Caliber Hunt is seeking a skilled and experienced Data Engineer to join our team. The ideal candidate will have hands-on experience developing and optimizing scalable data pipelines for ingestion and transformation. This role is crucial for building a robust data infrastructure, working with cutting-edge technologies like PySpark and AWS cloud services, and collaborating with various teams to deliver high-quality, fault-tolerant solutions.
Responsibilities
- Develop fault-tolerant data pipelines running on a cluster.
- Write and optimize efficient SQL queries with Python and Hive for handling large datasets in Big-Data environments.
- Document technical design documents for given requirements or JIRA stories.
- Work closely with the overall Enterprise Data & Analytics Architect and Engineering leads to ensure adherence to best practices.

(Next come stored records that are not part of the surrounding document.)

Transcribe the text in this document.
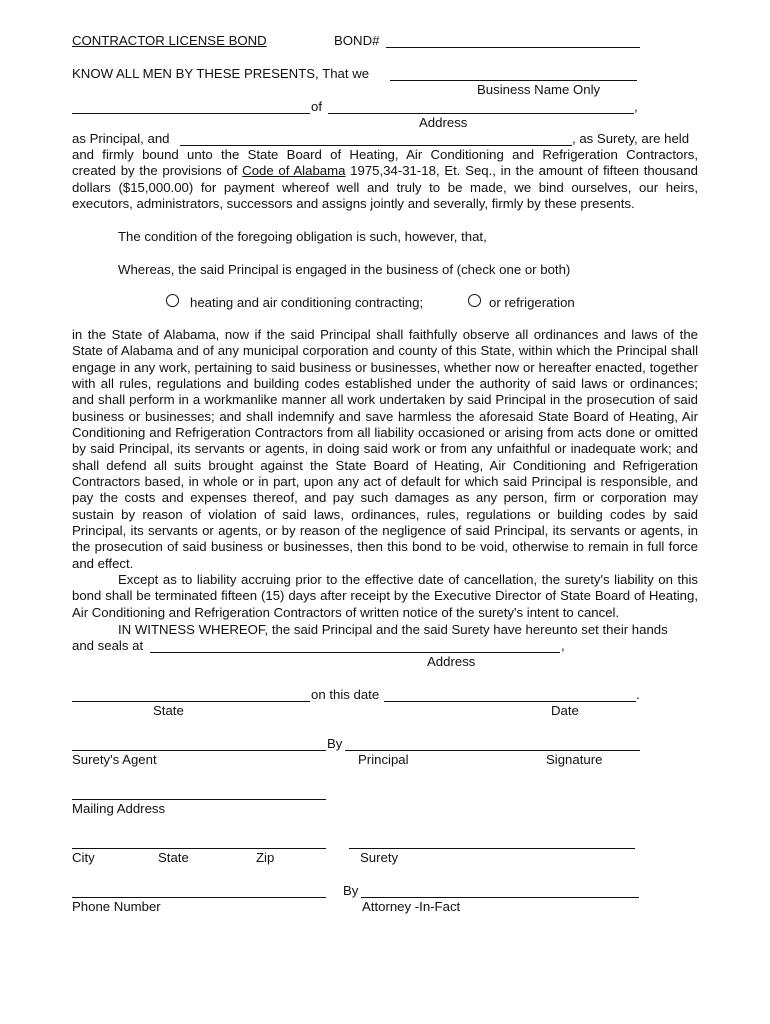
CONTRACTOR LICENSE BOND	BOND#
KNOW ALL MEN BY THESE PRESENTS, That we
Business Name Only
of	,
Address
as Principal, and	, as Surety, are held
and firmly bound unto the State Board of Heating, Air Conditioning and Refrigeration Contractors,
created by the provisions of Code of Alabama 1975,34-31-18, Et. Seq., in the amount of fifteen thousand
dollars ($15,000.00) for payment whereof well and truly to be made, we bind ourselves, our heirs,
executors, administrators, successors and assigns jointly and severally, firmly by these presents.
The condition of the foregoing obligation is such, however, that,
Whereas, the said Principal is engaged in the business of (check one or both)
heating and air conditioning contracting;	or refrigeration
in the State of Alabama, now if the said Principal shall faithfully observe all ordinances and laws of the State of Alabama and of any municipal corporation and county of this State, within which the Principal shall engage in any work, pertaining to said business or businesses, whether now or hereafter enacted, together with all rules, regulations and building codes established under the authority of said laws or ordinances; and shall perform in a workmanlike manner all work undertaken by said Principal in the prosecution of said business or businesses; and shall indemnify and save harmless the aforesaid State Board of Heating, Air Conditioning and Refrigeration Contractors from all liability occasioned or arising from acts done or omitted by said Principal, its servants or agents, in doing said work or from any unfaithful or inadequate work; and shall defend all suits brought against the State Board of Heating, Air Conditioning and Refrigeration Contractors based, in whole or in part, upon any act of default for which said Principal is responsible, and pay the costs and expenses thereof, and pay such damages as any person, firm or corporation may sustain by reason of violation of said laws, ordinances, rules, regulations or building codes by said Principal, its servants or agents, or by reason of the negligence of said Principal, its servants or agents, in the prosecution of said business or businesses, then this bond to be void, otherwise to remain in full force and effect.
Except as to liability accruing prior to the effective date of cancellation, the surety's liability on this bond shall be terminated fifteen (15) days after receipt by the Executive Director of State Board of Heating, Air Conditioning and Refrigeration Contractors of written notice of the surety's intent to cancel.
IN WITNESS WHEREOF, the said Principal and the said Surety have hereunto set their hands
and seals at	,
Address
on this date	.
State	Date
By
Surety's Agent	Principal	Signature
Mailing Address
City	State	Zip	Surety
By
Phone Number	Attorney -In-Fact
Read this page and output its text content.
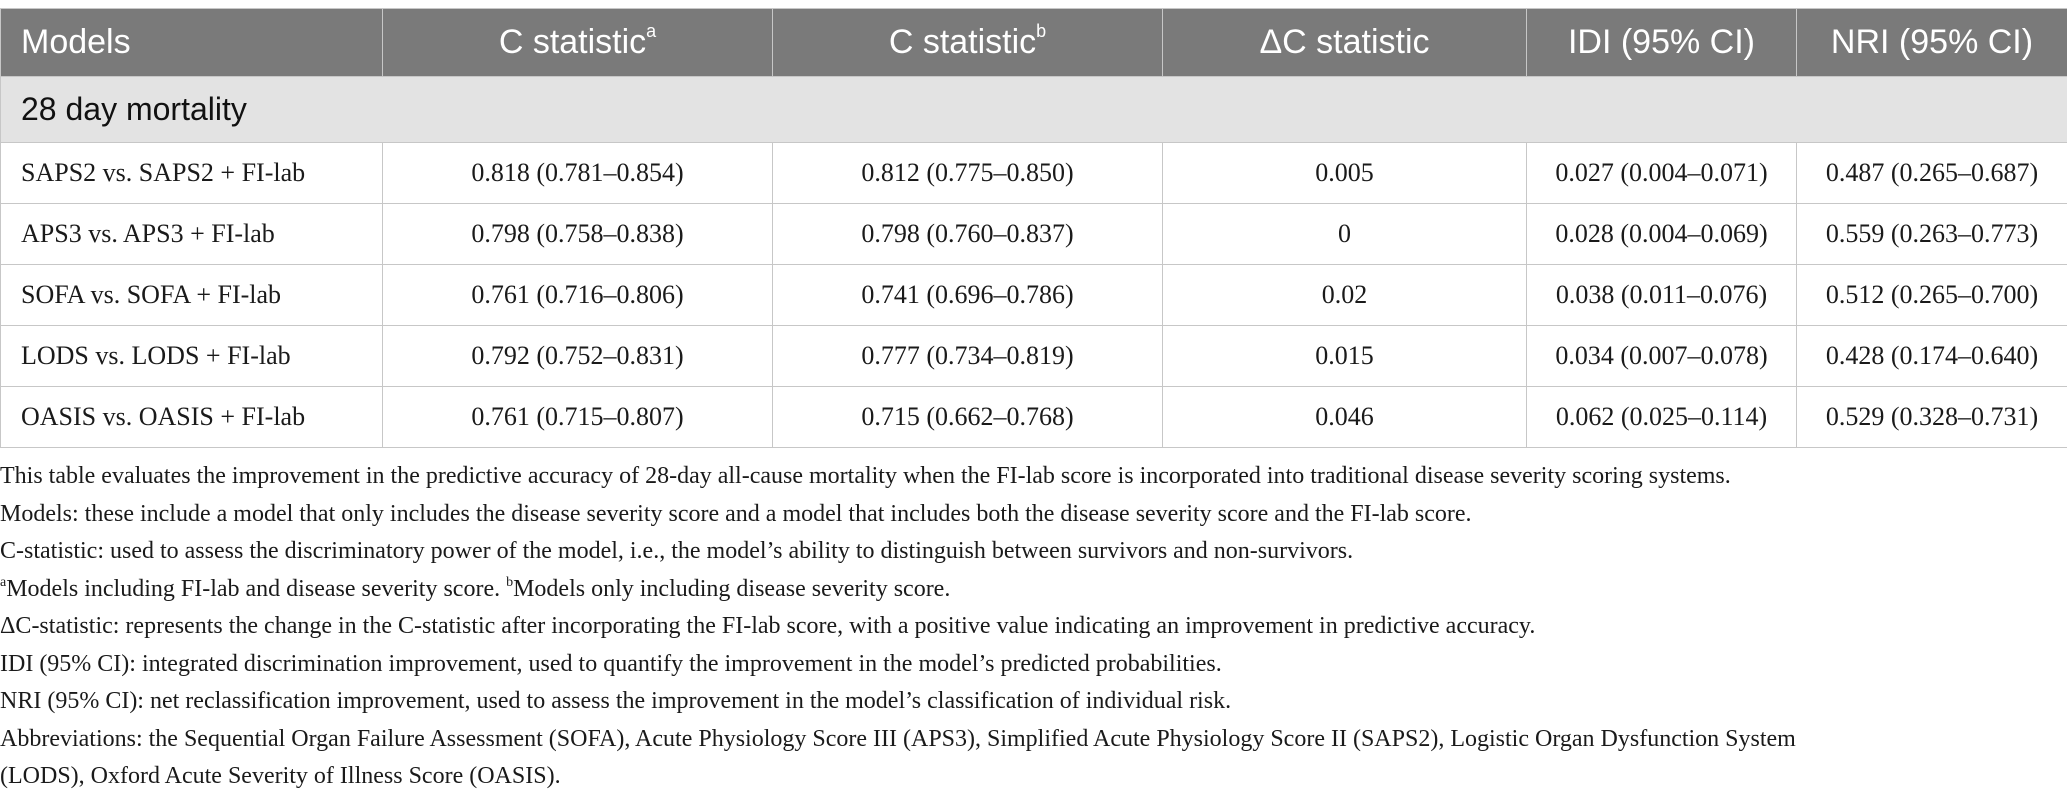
Models	C statistic$^a$	C statistic$^b$	ΔC statistic	IDI (95% CI)	NRI (95% CI)
28 day mortality					
SAPS2 vs. SAPS2 + FI-lab	0.818 (0.781–0.854)	0.812 (0.775–0.850)	0.005	0.027 (0.004–0.071)	0.487 (0.265–0.687)
APS3 vs. APS3 + FI-lab	0.798 (0.758–0.838)	0.798 (0.760–0.837)	0	0.028 (0.004–0.069)	0.559 (0.263–0.773)
SOFA vs. SOFA + FI-lab	0.761 (0.716–0.806)	0.741 (0.696–0.786)	0.02	0.038 (0.011–0.076)	0.512 (0.265–0.700)
LODS vs. LODS + FI-lab	0.792 (0.752–0.831)	0.777 (0.734–0.819)	0.015	0.034 (0.007–0.078)	0.428 (0.174–0.640)
OASIS vs. OASIS + FI-lab	0.761 (0.715–0.807)	0.715 (0.662–0.768)	0.046	0.062 (0.025–0.114)	0.529 (0.328–0.731)
This table evaluates the improvement in the predictive accuracy of 28-day all-cause mortality when the FI-lab score is incorporated into traditional disease severity scoring systems.
Models: these include a model that only includes the disease severity score and a model that includes both the disease severity score and the FI-lab score.
C-statistic: used to assess the discriminatory power of the model, i.e., the model’s ability to distinguish between survivors and non-survivors.
$^a$Models including FI-lab and disease severity score. $^b$Models only including disease severity score.
ΔC-statistic: represents the change in the C-statistic after incorporating the FI-lab score, with a positive value indicating an improvement in predictive accuracy.
IDI (95% CI): integrated discrimination improvement, used to quantify the improvement in the model’s predicted probabilities.
NRI (95% CI): net reclassification improvement, used to assess the improvement in the model’s classification of individual risk.
Abbreviations: the Sequential Organ Failure Assessment (SOFA), Acute Physiology Score III (APS3), Simplified Acute Physiology Score II (SAPS2), Logistic Organ Dysfunction System
(LODS), Oxford Acute Severity of Illness Score (OASIS).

- Assure quality, security, and compliance requirements are met for the supported areas.
- Communicate results and business impacts of data initiatives to key stakeholders to collaboratively solve business problems.
- Debug, tune, and optimize PySpark data pipelines.
- Develop scalable and modular solutions.
- Coordinate with users, technical teams, and Data/Solution architects.
Required Skills & Qualifications
- 1-8 years of hands-on experience developing data pipelines for ingestion or transformation using Python (PySpark) / Spark SQL in AWS cloud.
- Advanced experience in writing and optimizing efficient SQL queries.
- Experience in development and processing of data at scale using technologies like EMR, Lambda, Glue, Athena, Redshift, and Step Functions.
- Experience with Git and CI/CD pipelines to deploy cloud applications.
- Strong understanding and implementation of PySpark data frames, joins, partitioning, and parallelism.
- Understanding of Spark UI, Event Timelines, DAG, and Spark config parameters for tuning pipelines.
- Experience in Data-Modelling, Big data, Hadoop, Hive, and ETL pipelines.
- Familiarity with IaC tools like Terraform.
- Experience working in Agile implementations.
- Good knowledge of designing Hive tables with partitioning for performance.
- Excellent communication skills to coordinate with various stakeholders.